MGEScan / mgescan

A Galaxy based system for identifying retrotransposons in genome
http://mgescan.github.io/mgescan/
GNU General Public License v3.0
5 stars 5 forks source link

MGEScan_nonLTR_v2 #14

Closed mcsimenc closed 7 years ago

mcsimenc commented 7 years ago

When I run MGE_Scan_nonLTR_v2 on linux command line using this call:

run_MGEScan.pl -genome=scafs/ -data=output/ -hmmerv=3 -program=N 2>mgescan.stderr 1>mgescan.stdout

it gives many lines of this error:

Error: Failed to open sequence file output/b/out1/bbbbb for reading

It finishes running and produces an empty nonltr.gff3 file.

Other files named "aaaaa" and "ppppp" are in the output/b/out1/bbbbb directory while the program is running. Any ideas what's wrong? There's no indication of where in the code this error is coming from. A grep for "Failed to open sequence" on all the MGEScan scripts produced no matching lines.

Thanks for your help, Matt

lee212 commented 7 years ago

Do you have EMBOSS 6+ installed on your system? 'transeq' executable is required (Translate nucleic acid sequences) while mgescan program runs.

BTW, it seems you are running a previous version of mgescan, 1.3.1 or order. Latest version which is the current git repository provides better handling errors and files. We might improve code readability in terms of debugging when we have user feedback though.

Let me know if you have any further questions.

Thank you.

mcsimenc commented 7 years ago

Yes, we have EMBOSS 6.5.7. You're right, MGEScan 1.3.1. I downloaded it from source forge. What is the version here on github? I don't see it listed. I'll downloaded the version in this git repository and try it. Thanks!

lee212 commented 7 years ago

Code management is diverged from sourceforge.net and 3.0.0 is currently provided at github.com. Note that HMMER 3+ and TRF are also required. Documentation can be found here: http://mgescan.readthedocs.io/en/latest/installation.html. You can skip galaxy installation if you use command line only.

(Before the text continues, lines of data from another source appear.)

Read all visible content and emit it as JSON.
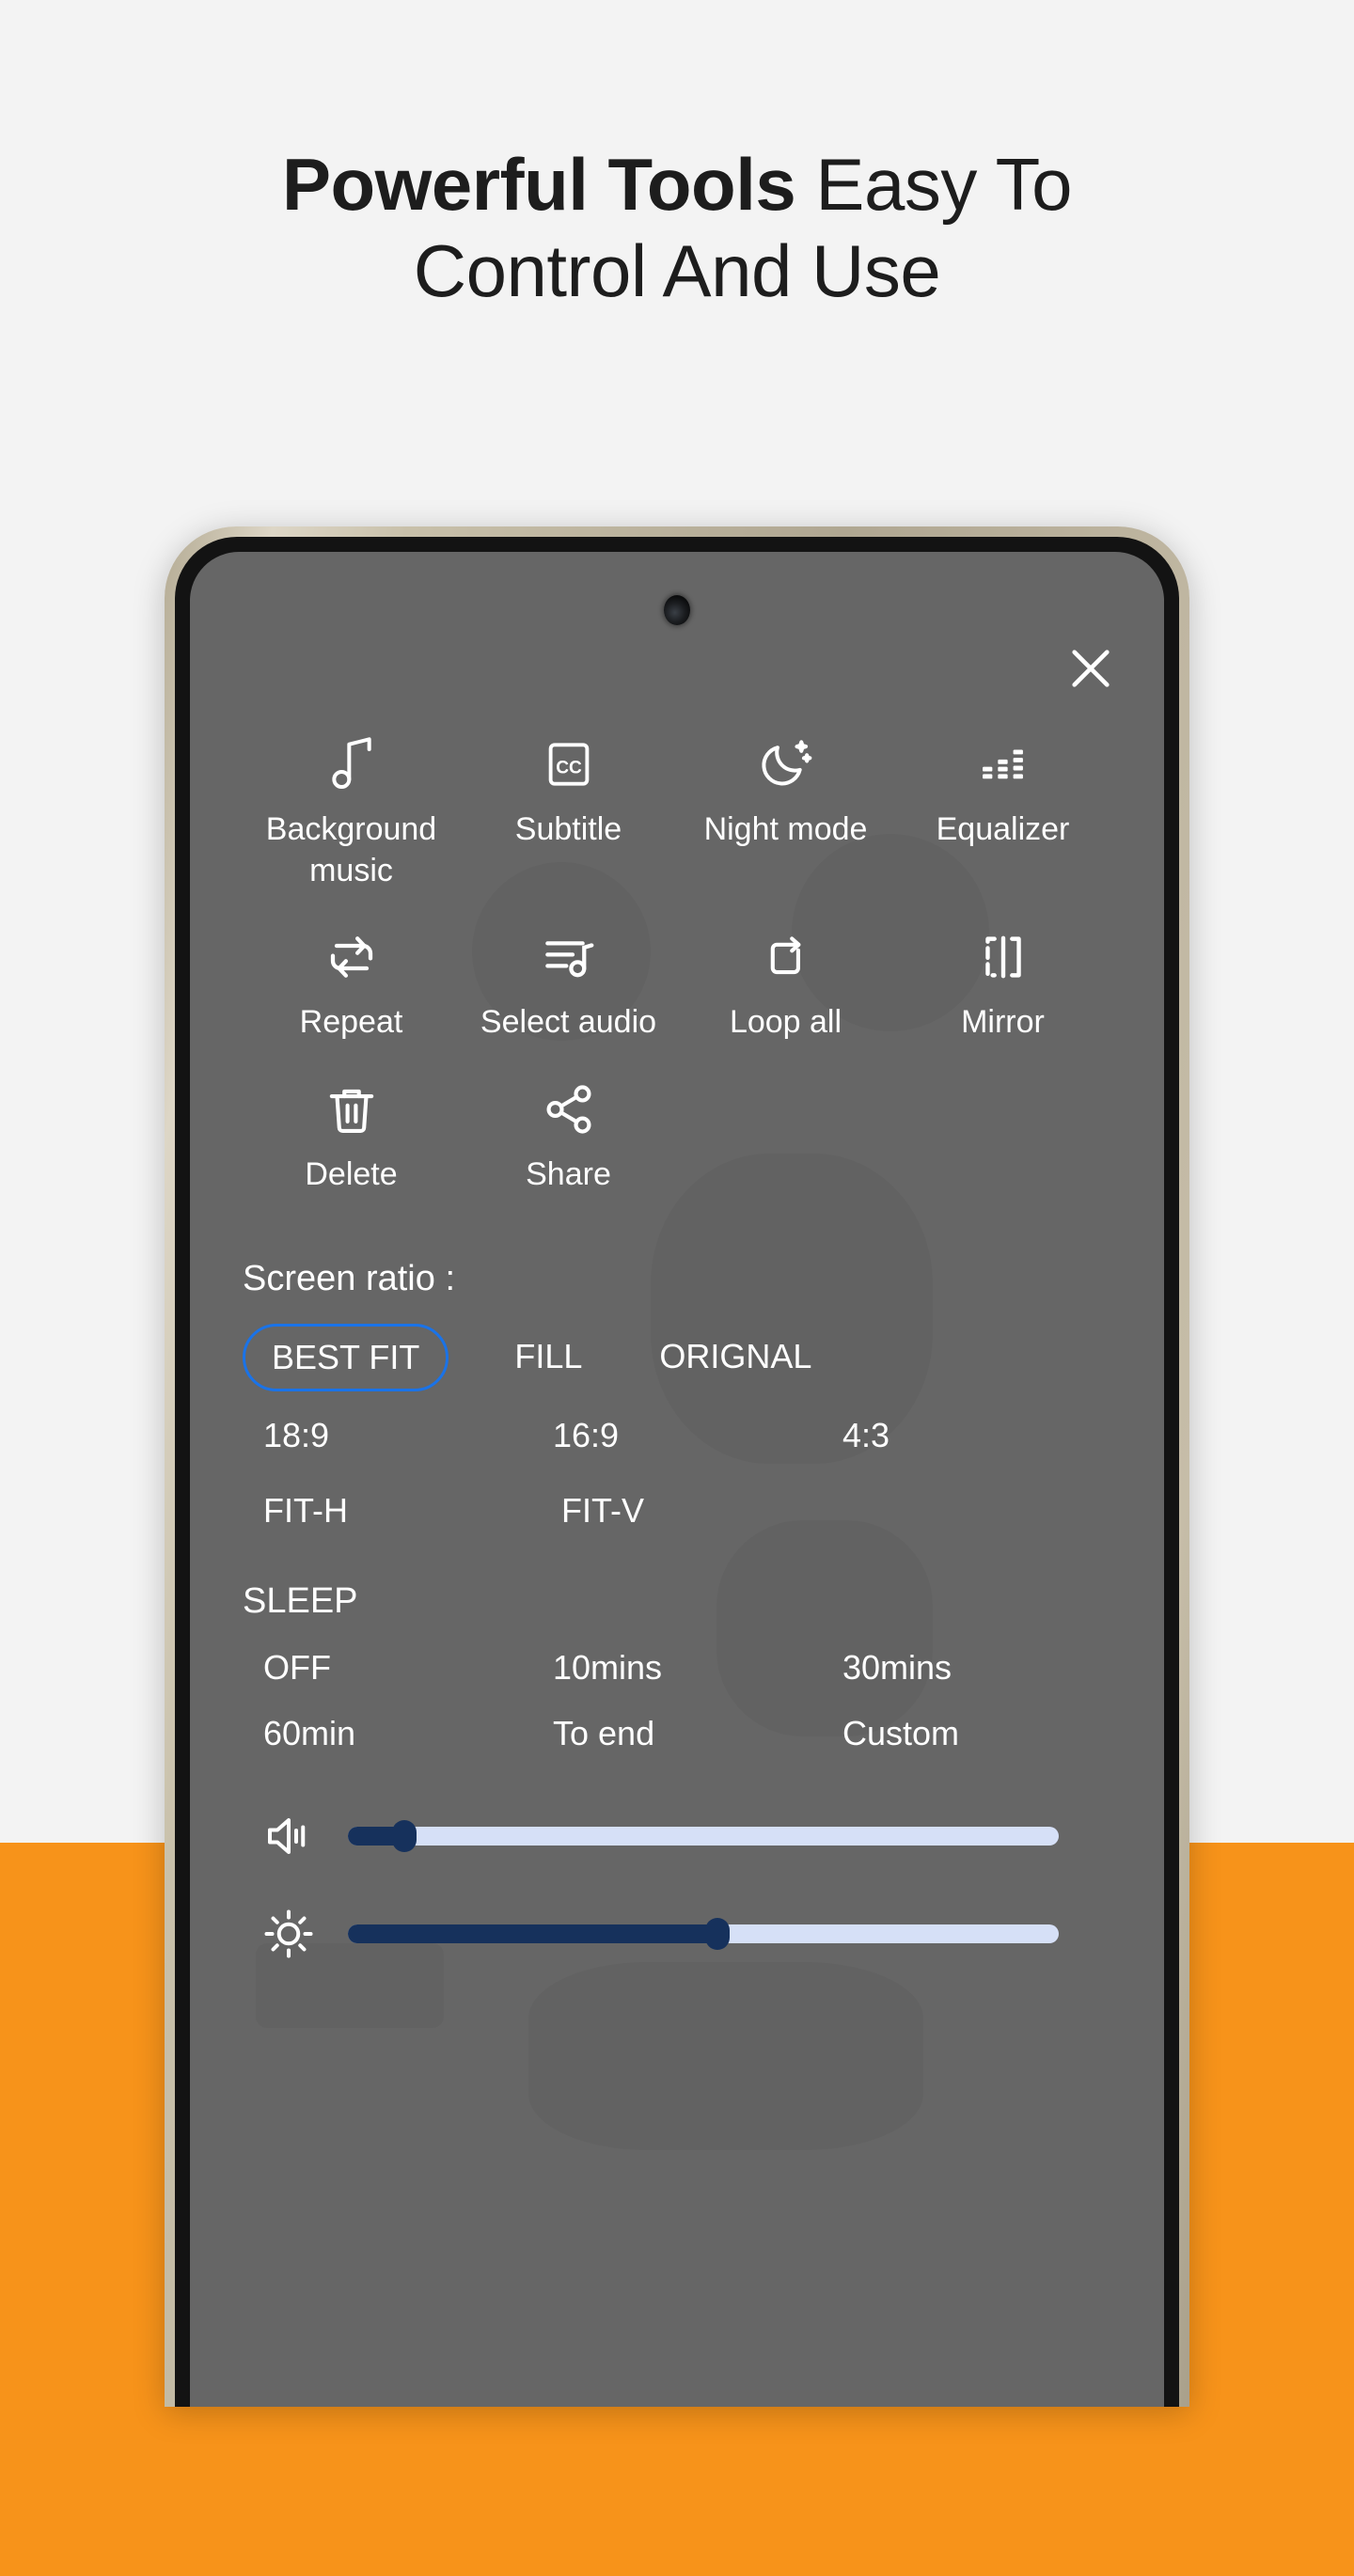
{
  "headline": {
    "bold_part": "Powerful Tools",
    "rest_part": " Easy To",
    "line2": "Control And Use"
  },
  "colors": {
    "page_background": "#f3f3f3",
    "accent_orange": "#f7931a",
    "screen_overlay": "#666666",
    "selected_border": "#1a73e8",
    "slider_fill": "#16315c",
    "slider_track": "#d6e0f7",
    "phone_frame": "#c8c0aa",
    "text_on_screen": "#ffffff"
  },
  "screen": {
    "close_icon": "close-icon",
    "camera_icon": "front-camera-punch-hole",
    "tools": [
      {
        "label": "Background music",
        "icon": "music-note-icon"
      },
      {
        "label": "Subtitle",
        "icon": "closed-caption-icon"
      },
      {
        "label": "Night mode",
        "icon": "moon-stars-icon"
      },
      {
        "label": "Equalizer",
        "icon": "equalizer-icon"
      },
      {
        "label": "Repeat",
        "icon": "repeat-icon"
      },
      {
        "label": "Select audio",
        "icon": "audio-track-list-icon"
      },
      {
        "label": "Loop all",
        "icon": "loop-all-icon"
      },
      {
        "label": "Mirror",
        "icon": "mirror-icon"
      },
      {
        "label": "Delete",
        "icon": "trash-icon"
      },
      {
        "label": "Share",
        "icon": "share-nodes-icon"
      }
    ],
    "screen_ratio": {
      "title": "Screen ratio :",
      "selected": "BEST FIT",
      "row1": [
        "BEST FIT",
        "FILL",
        "ORIGNAL"
      ],
      "row2": [
        "18:9",
        "16:9",
        "4:3"
      ],
      "row3": [
        "FIT-H",
        "FIT-V"
      ]
    },
    "sleep": {
      "title": "SLEEP",
      "row1": [
        "OFF",
        "10mins",
        "30mins"
      ],
      "row2": [
        "60min",
        "To end",
        "Custom"
      ]
    },
    "sliders": [
      {
        "name": "volume",
        "icon": "volume-icon",
        "value_percent": 8
      },
      {
        "name": "brightness",
        "icon": "brightness-icon",
        "value_percent": 52
      }
    ]
  }
}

I had a chance to look at the 1.3.1 version and the error message you saw is generated by hmmsearch because bbbbb file is missing. For more detail, transeq -frame=f $seq_file -outseq=$pep_file is ran by hmm/get_phmm.pl perl file under MGEScan_nonLTR_v2 directory and I'm guessing the bbbbb temporary file was not created for some reason when you ran mgescan with your input sequences. Probably I need a sample input to replicate the errors with debugging.

mcsimenc commented 7 years ago

Yep TRF and HMMER3 are available in my environment. I would like to use MGEScan on the command line only. I downloaded and installed MGEScan 3.0.0, but there is an issue.

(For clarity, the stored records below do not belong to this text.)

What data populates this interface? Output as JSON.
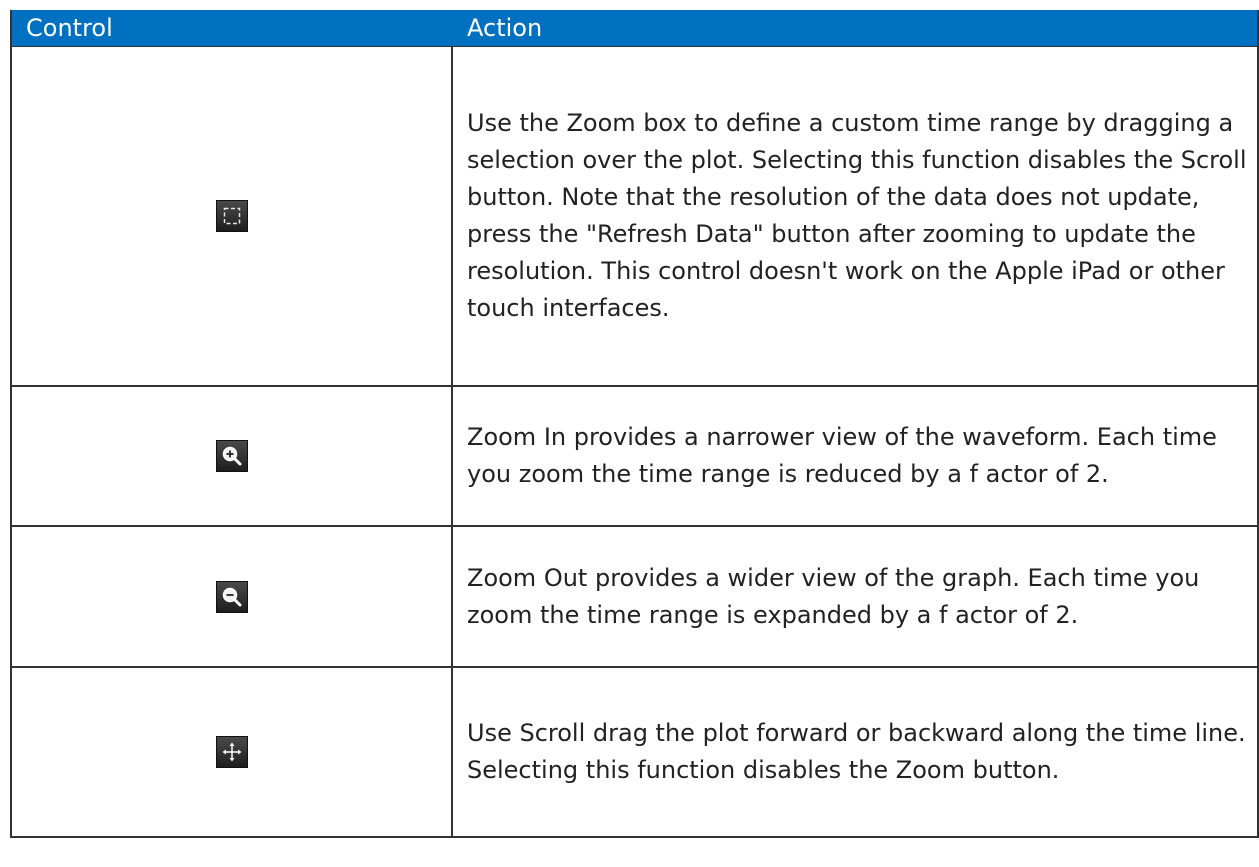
{
  "table": {
    "headers": {
      "control": "Control",
      "action": "Action"
    },
    "header_color": "#0070c0",
    "rows": [
      {
        "icon": "zoom-box-icon",
        "action": "Use the Zoom box to define a custom time range by dragging a selection over the plot. Selecting this function disables the Scroll button. Note that the resolution of the data does not update, press the \"Refresh Data\" button after zooming to update the resolution. This control doesn't work on the Apple iPad or other touch interfaces."
      },
      {
        "icon": "zoom-in-icon",
        "action": "Zoom In provides a narrower view of the waveform. Each time you zoom the time range is reduced by a f actor of 2."
      },
      {
        "icon": "zoom-out-icon",
        "action": "Zoom Out provides a wider view of the graph. Each time you zoom the time range is expanded by a f actor of 2."
      },
      {
        "icon": "scroll-move-icon",
        "action": "Use Scroll drag the plot forward or backward along the time line. Selecting this function disables the Zoom button."
      }
    ]
  }
}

The call mgescan nonltr Sacu_asm_separated_scafs/ --output=output 1>mgescan.out 2>mgescan.err

results in this on stderr Error: Sequence file /tmp/2KC2GEDSAz.bbbbb is empty or misformatted

Help, Lee!

lee212 commented 7 years ago

Can you provide a sample of your input sequences? I just wanted to run it for debugging purpose. In the meantime, I'll try to see what others can cause the errors.

mcsimenc commented 7 years ago

test_seqs.tar.gz

lee212 commented 7 years ago

Without Sacu_v1.1_asm_Sacu_v1.1_s0001.fasta file, mgescan ran successfully with nonltr.gff3 result:

asm MGEScan_nonLTR mobile_genetic_element 2929787 2934653 . . . ID=Sacu_v1.1_asm_Sacu_v1.1_s0002.fa_2929787 ...

It looks like Sacu_v1.1_asm_Sacu_v1.1_s0001.fasta file is corrupted or in binary format when I checked the content.

mcsimenc commented 7 years ago

Oh that's weird! I used the splitMultiFasta.py script from MGEScan 1.3.1 to split a multi fasta to generate those files. I'll try split.py from MGEScan 3.0.0. I'm guessing it's for the same purpose.

mcsimenc commented 7 years ago

I ran mgescan with Sacu_v1.1_asm_Sacu_v1.1_s0002.fasta only and I got the same errors. e.g. Error: Sequence file /tmp/2KC2GEDSAz.bbbbb is empty or misformatted Maybe this problem is one with permissions on my system? What generates the *.bbbb files? Thanks for all your help.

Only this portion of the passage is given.